We can learn something about proper attitudes toward nations and leaders from the Scriptures. The prophet Habbakuk learned that God uses ungodly people to achieve His purposes. Daniel served two different empires, the Babylonian and later the Persian. Neither empire was Godly, nor were its rulers. We learn from the book of Daniel that all rulers are ultimately subject to God. Daniel knew this truth, and practiced it when he prayed to Yahweh despite the edict of the ruler Darius. It didn’t matter if an ungodly king passed a law against the exercise of Daniel’s faith. He still prayed and trusted God to take care of the details. And God took care of the details: He saved Daniel from destruction. That was miraculous. What wasn’t miraculous was how God providentially used the Persians and their policy of tolerance toward subject peoples to get the exiled Jews returned to Jerusalem to rebuild the temple.

Paul, a Roman citizen, spread the gospel throughout the Mediterranean basin. The Roman peace that allowed him to travel freely was the same rule of law that executed his Lord. That same rule of law protected Paul’s life and allowed him to carry his message to Rome itself. In the case of these two empires, the Persian and the Roman, separated by a span of over six hundred years, the ruling authorities were instruments of God’s providence, unintentionally fulfilling His will. We can pray that God use our leaders today in the same way. They can unintentionally be instruments of God’s providence. He ultimately is in control. He reigns in our lives regardless of who governs our country. And whether they know it or not, our presidents are subject to God’s will and His redemptive plan.

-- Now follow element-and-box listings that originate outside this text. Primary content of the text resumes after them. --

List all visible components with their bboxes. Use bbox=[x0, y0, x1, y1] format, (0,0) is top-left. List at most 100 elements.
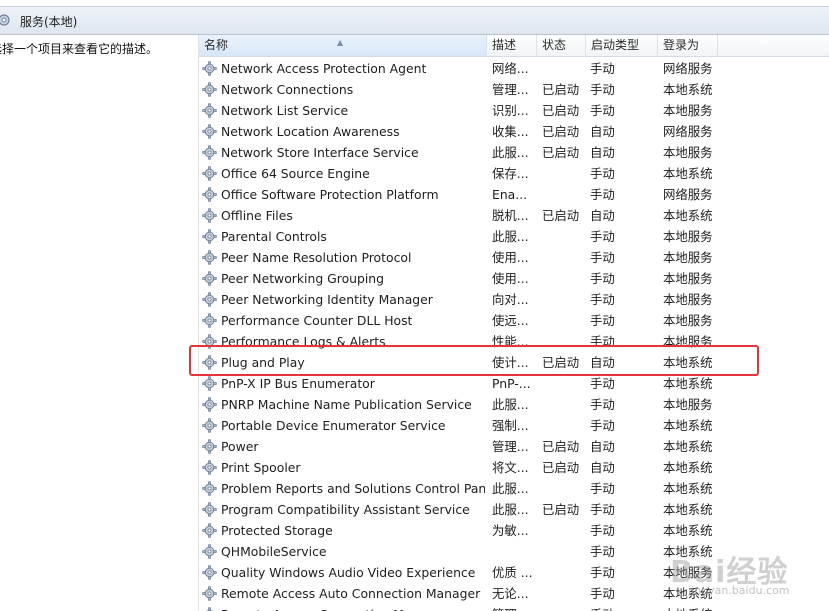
service-logon-as: 本地系统 bbox=[663, 460, 713, 475]
service-row[interactable]: Parental Controls 此服... 手动 本地服务 bbox=[199, 226, 829, 247]
service-row[interactable]: Network List Service 识别... 已启动 手动 本地服务 bbox=[199, 100, 829, 121]
service-status bbox=[542, 226, 588, 247]
service-logon-as: 本地服务 bbox=[663, 250, 713, 265]
service-logon-as: 本地服务 bbox=[663, 145, 713, 160]
service-logon-as: 本地系统 bbox=[663, 418, 713, 433]
watermark: Bai经验 jingyan.baidu.com bbox=[638, 537, 818, 607]
description-text: 选择一个项目来查看它的描述。 bbox=[0, 42, 159, 56]
service-startup-type: 手动 bbox=[590, 229, 615, 244]
service-logon-as: 本地系统 bbox=[663, 82, 713, 97]
service-row[interactable]: Print Spooler 将文... 已启动 自动 本地系统 bbox=[199, 457, 829, 478]
service-logon-as: 本地服务 bbox=[663, 397, 713, 412]
service-row[interactable]: PNRP Machine Name Publication Service 此服.… bbox=[199, 394, 829, 415]
service-startup-type: 手动 bbox=[590, 397, 615, 412]
service-startup-type: 手动 bbox=[590, 103, 615, 118]
service-gear-icon bbox=[202, 145, 217, 160]
column-header-logon-label: 登录为 bbox=[663, 38, 700, 52]
service-logon-as: 本地系统 bbox=[663, 502, 713, 517]
service-status bbox=[542, 541, 588, 562]
service-startup-type: 手动 bbox=[590, 166, 615, 181]
service-gear-icon bbox=[202, 313, 217, 328]
column-header-desc[interactable]: 描述 bbox=[487, 35, 537, 56]
service-name: PnP-X IP Bus Enumerator bbox=[221, 376, 375, 391]
list-header: ▲ 名称 描述 状态 启动类型 登录为 bbox=[199, 35, 829, 57]
service-startup-type: 手动 bbox=[590, 82, 615, 97]
service-gear-icon bbox=[202, 565, 217, 580]
service-desc: 管理... bbox=[492, 604, 536, 611]
service-name: Performance Counter DLL Host bbox=[221, 313, 413, 328]
service-desc bbox=[492, 541, 536, 562]
service-row[interactable]: Power 管理... 已启动 自动 本地系统 bbox=[199, 436, 829, 457]
column-header-name[interactable]: ▲ 名称 bbox=[199, 35, 487, 56]
service-name: Remote Access Auto Connection Manager bbox=[221, 586, 481, 601]
service-logon-as: 本地服务 bbox=[663, 229, 713, 244]
service-name: Quality Windows Audio Video Experience bbox=[221, 565, 476, 580]
service-gear-icon bbox=[202, 103, 217, 118]
service-desc: 为敏... bbox=[492, 523, 529, 538]
service-name: Print Spooler bbox=[221, 460, 301, 475]
service-gear-icon bbox=[202, 439, 217, 454]
service-desc: 此服... bbox=[492, 481, 529, 496]
highlight-box bbox=[189, 345, 759, 376]
service-desc: Ena... bbox=[492, 187, 528, 202]
service-name: Peer Networking Grouping bbox=[221, 271, 385, 286]
service-desc: PnP-... bbox=[492, 376, 531, 391]
service-name: Peer Name Resolution Protocol bbox=[221, 250, 412, 265]
service-row[interactable]: Office Software Protection Platform Ena..… bbox=[199, 184, 829, 205]
service-status bbox=[542, 247, 588, 268]
service-gear-icon bbox=[202, 460, 217, 475]
service-row[interactable]: Network Store Interface Service 此服... 已启动自… bbox=[199, 142, 829, 163]
service-desc: 无论... bbox=[492, 586, 529, 601]
service-row[interactable]: Peer Name Resolution Protocol 使用... 手动 本地服务 bbox=[199, 247, 829, 268]
services-gear-icon bbox=[0, 14, 10, 26]
service-name: Power bbox=[221, 439, 259, 454]
service-gear-icon bbox=[202, 166, 217, 181]
service-name: Office Software Protection Platform bbox=[221, 187, 439, 202]
service-logon-as: 本地服务 bbox=[663, 271, 713, 286]
service-row[interactable]: Office 64 Source Engine 保存... 手动 本地系统 bbox=[199, 163, 829, 184]
service-status bbox=[542, 58, 588, 79]
service-desc: 使用... bbox=[492, 271, 529, 286]
service-row[interactable]: Network Connections 管理... 已启动 手动 本地系统 bbox=[199, 79, 829, 100]
service-row[interactable]: Portable Device Enumerator Service 强制... 手… bbox=[199, 415, 829, 436]
service-status bbox=[542, 604, 588, 611]
services-list[interactable]: ▲ 名称 描述 状态 启动类型 登录为 Network Access Prote… bbox=[198, 35, 829, 611]
service-gear-icon bbox=[202, 544, 217, 559]
service-startup-type: 自动 bbox=[590, 439, 615, 454]
service-status bbox=[542, 415, 588, 436]
service-row[interactable]: Network Location Awareness 收集... 已启动 自动 网络服务 bbox=[199, 121, 829, 142]
service-logon-as: 本地服务 bbox=[663, 292, 713, 307]
service-name: Network Access Protection Agent bbox=[221, 61, 427, 76]
service-startup-type: 手动 bbox=[590, 481, 615, 496]
service-name: Network Connections bbox=[221, 82, 354, 97]
column-header-status[interactable]: 状态 bbox=[537, 35, 586, 56]
service-row[interactable]: Problem Reports and Solutions Control Pa… bbox=[199, 478, 829, 499]
column-header-logon[interactable]: 登录为 bbox=[658, 35, 718, 56]
service-row[interactable]: Peer Networking Grouping 使用... 手动 本地服务 bbox=[199, 268, 829, 289]
service-row[interactable]: PnP-X IP Bus Enumerator PnP-... 手动 本地系统 bbox=[199, 373, 829, 394]
column-header-startup[interactable]: 启动类型 bbox=[586, 35, 658, 56]
description-pane: 选择一个项目来查看它的描述。 bbox=[0, 40, 168, 57]
service-gear-icon bbox=[202, 586, 217, 601]
service-gear-icon bbox=[202, 61, 217, 76]
service-row[interactable]: Program Compatibility Assistant Service 此… bbox=[199, 499, 829, 520]
service-status bbox=[542, 520, 588, 541]
service-name: Network Location Awareness bbox=[221, 124, 400, 139]
service-status bbox=[542, 562, 588, 583]
service-startup-type: 手动 bbox=[590, 250, 615, 265]
service-startup-type: 手动 bbox=[590, 313, 615, 328]
service-row[interactable]: Network Access Protection Agent 网络... 手动 网络… bbox=[199, 58, 829, 79]
service-row[interactable]: Offline Files 脱机... 已启动 自动 本地系统 bbox=[199, 205, 829, 226]
service-name: Network Store Interface Service bbox=[221, 145, 419, 160]
service-desc: 管理... bbox=[492, 82, 529, 97]
service-desc: 管理... bbox=[492, 439, 529, 454]
service-logon-as: 本地系统 bbox=[663, 439, 713, 454]
service-name: Portable Device Enumerator Service bbox=[221, 418, 446, 433]
service-startup-type: 手动 bbox=[590, 187, 615, 202]
service-name: Parental Controls bbox=[221, 229, 327, 244]
service-row[interactable]: Peer Networking Identity Manager 向对... 手动 本… bbox=[199, 289, 829, 310]
service-desc: 收集... bbox=[492, 124, 529, 139]
service-startup-type: 手动 bbox=[590, 61, 615, 76]
service-name: QHMobileService bbox=[221, 544, 327, 559]
service-row[interactable]: Performance Counter DLL Host 使远... 手动 本地服务 bbox=[199, 310, 829, 331]
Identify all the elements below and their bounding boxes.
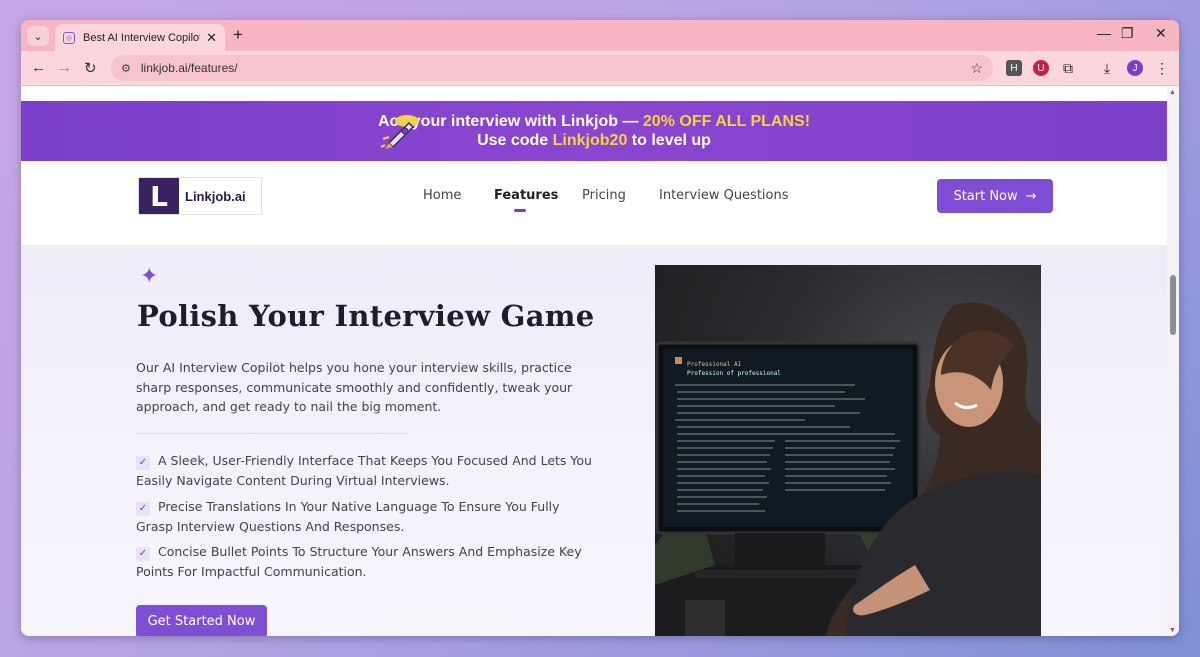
bookmark-star-icon[interactable]: ☆ (970, 60, 983, 77)
logo-mark: L (139, 178, 179, 214)
scroll-down-icon[interactable]: ▼ (1169, 627, 1176, 634)
rocket-icon (380, 115, 419, 149)
hero-description: Our AI Interview Copilot helps you hone … (136, 360, 573, 414)
feature-text: A Sleek, User-Friendly Interface That Ke… (136, 453, 592, 488)
forward-icon[interactable]: → (57, 59, 72, 76)
nav-home[interactable]: Home (423, 188, 461, 203)
start-now-label: Start Now (953, 188, 1018, 204)
divider (136, 433, 408, 434)
feature-item: ✓ A Sleek, User-Friendly Interface That K… (136, 451, 596, 491)
arrow-right-icon: → (1025, 188, 1037, 204)
tab-active[interactable]: ◎ Best AI Interview Copilot | Linkjo ✕ (55, 24, 225, 51)
back-icon[interactable]: ← (31, 59, 46, 76)
sparkle-icon: ✦ (140, 263, 159, 288)
minimize-icon[interactable]: — (1097, 25, 1111, 41)
photo-illustration: Professional AI Profession of profession… (655, 302, 1041, 636)
feature-item: ✓ Precise Translations In Your Native Lan… (136, 497, 596, 537)
nav-interview-questions[interactable]: Interview Questions (659, 188, 789, 203)
promo-line2-prefix: Use code (477, 132, 549, 149)
extension-h-icon[interactable]: H (1006, 60, 1022, 76)
chevron-down-icon: ⌄ (33, 30, 43, 43)
nav-pricing[interactable]: Pricing (582, 188, 626, 203)
scrollbar-thumb[interactable] (1170, 275, 1176, 335)
monitor-subheader: Profession of professional (687, 370, 781, 377)
address-bar[interactable]: ⚙ linkjob.ai/features/ ☆ (111, 55, 993, 81)
close-tab-icon[interactable]: ✕ (206, 30, 217, 46)
tab-search-button[interactable]: ⌄ (27, 26, 49, 46)
top-strip (21, 87, 1167, 101)
check-icon: ✓ (136, 502, 150, 516)
feature-item: ✓ Concise Bullet Points To Structure Your… (136, 542, 596, 582)
new-tab-icon[interactable]: + (233, 25, 243, 45)
check-icon: ✓ (136, 456, 150, 470)
close-window-icon[interactable]: ✕ (1155, 25, 1167, 42)
monitor-header: Professional AI (687, 361, 742, 368)
check-icon: ✓ (136, 547, 150, 561)
download-icon[interactable]: ⤓ (1099, 60, 1115, 76)
promo-text: Ace your interview with Linkjob — 20% OF… (378, 112, 810, 150)
tab-strip: ⌄ ◎ Best AI Interview Copilot | Linkjo ✕… (21, 20, 1179, 51)
promo-discount: 20% OFF ALL PLANS! (642, 113, 811, 130)
extensions-puzzle-icon[interactable]: ⧉ (1060, 60, 1076, 76)
site-header: L Linkjob.ai Home Features Pricing Inter… (21, 161, 1167, 245)
nav-features[interactable]: Features (494, 188, 558, 203)
page-scrollbar[interactable]: ▲ ▼ (1167, 87, 1179, 636)
page-viewport: Ace your interview with Linkjob — 20% OF… (21, 87, 1167, 636)
hero-title: Polish Your Interview Game (137, 299, 595, 333)
scroll-up-icon[interactable]: ▲ (1169, 89, 1176, 96)
extension-shield-icon[interactable]: U (1033, 60, 1049, 76)
browser-toolbar: ← → ↻ ⚙ linkjob.ai/features/ ☆ H U ⧉ ⤓ J… (21, 51, 1179, 86)
profile-avatar[interactable]: J (1127, 60, 1143, 76)
favicon-icon: ◎ (63, 31, 75, 44)
tab-title: Best AI Interview Copilot | Linkjo (83, 31, 201, 44)
promo-banner[interactable]: Ace your interview with Linkjob — 20% OF… (21, 101, 1167, 161)
hero-photo: Professional AI Profession of profession… (655, 265, 1041, 636)
site-info-icon[interactable]: ⚙ (121, 62, 131, 75)
site-logo[interactable]: L Linkjob.ai (138, 177, 262, 215)
nav-active-indicator (514, 209, 526, 212)
feature-text: Precise Translations In Your Native Lang… (136, 499, 560, 534)
browser-window: ⌄ ◎ Best AI Interview Copilot | Linkjo ✕… (21, 20, 1179, 636)
url-text: linkjob.ai/features/ (140, 61, 238, 75)
reload-icon[interactable]: ↻ (84, 59, 97, 77)
promo-code: Linkjob20 (552, 132, 628, 149)
feature-text: Concise Bullet Points To Structure Your … (136, 544, 582, 579)
restore-icon[interactable]: ❐ (1121, 25, 1134, 42)
menu-kebab-icon[interactable]: ⋮ (1154, 60, 1170, 76)
logo-text: Linkjob.ai (185, 188, 246, 204)
start-now-button[interactable]: Start Now → (937, 179, 1053, 213)
get-started-button[interactable]: Get Started Now (136, 605, 267, 636)
promo-line2-suffix: to level up (631, 132, 711, 149)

Regardless of the outcome of this year’s presidential election, our citizenship will still be in the Lord’s Kingdom. We walk by faith, trusting and obeying God. We know that Jesus holds our souls in his hands. Love, Joy, and Peace fill our lives. In this tumultuous political season, we have a great opportunity, to be faithful witnesses and show our fellow Americans the love of God, the grace of Jesus, and the fellowship of the Holy Spirit.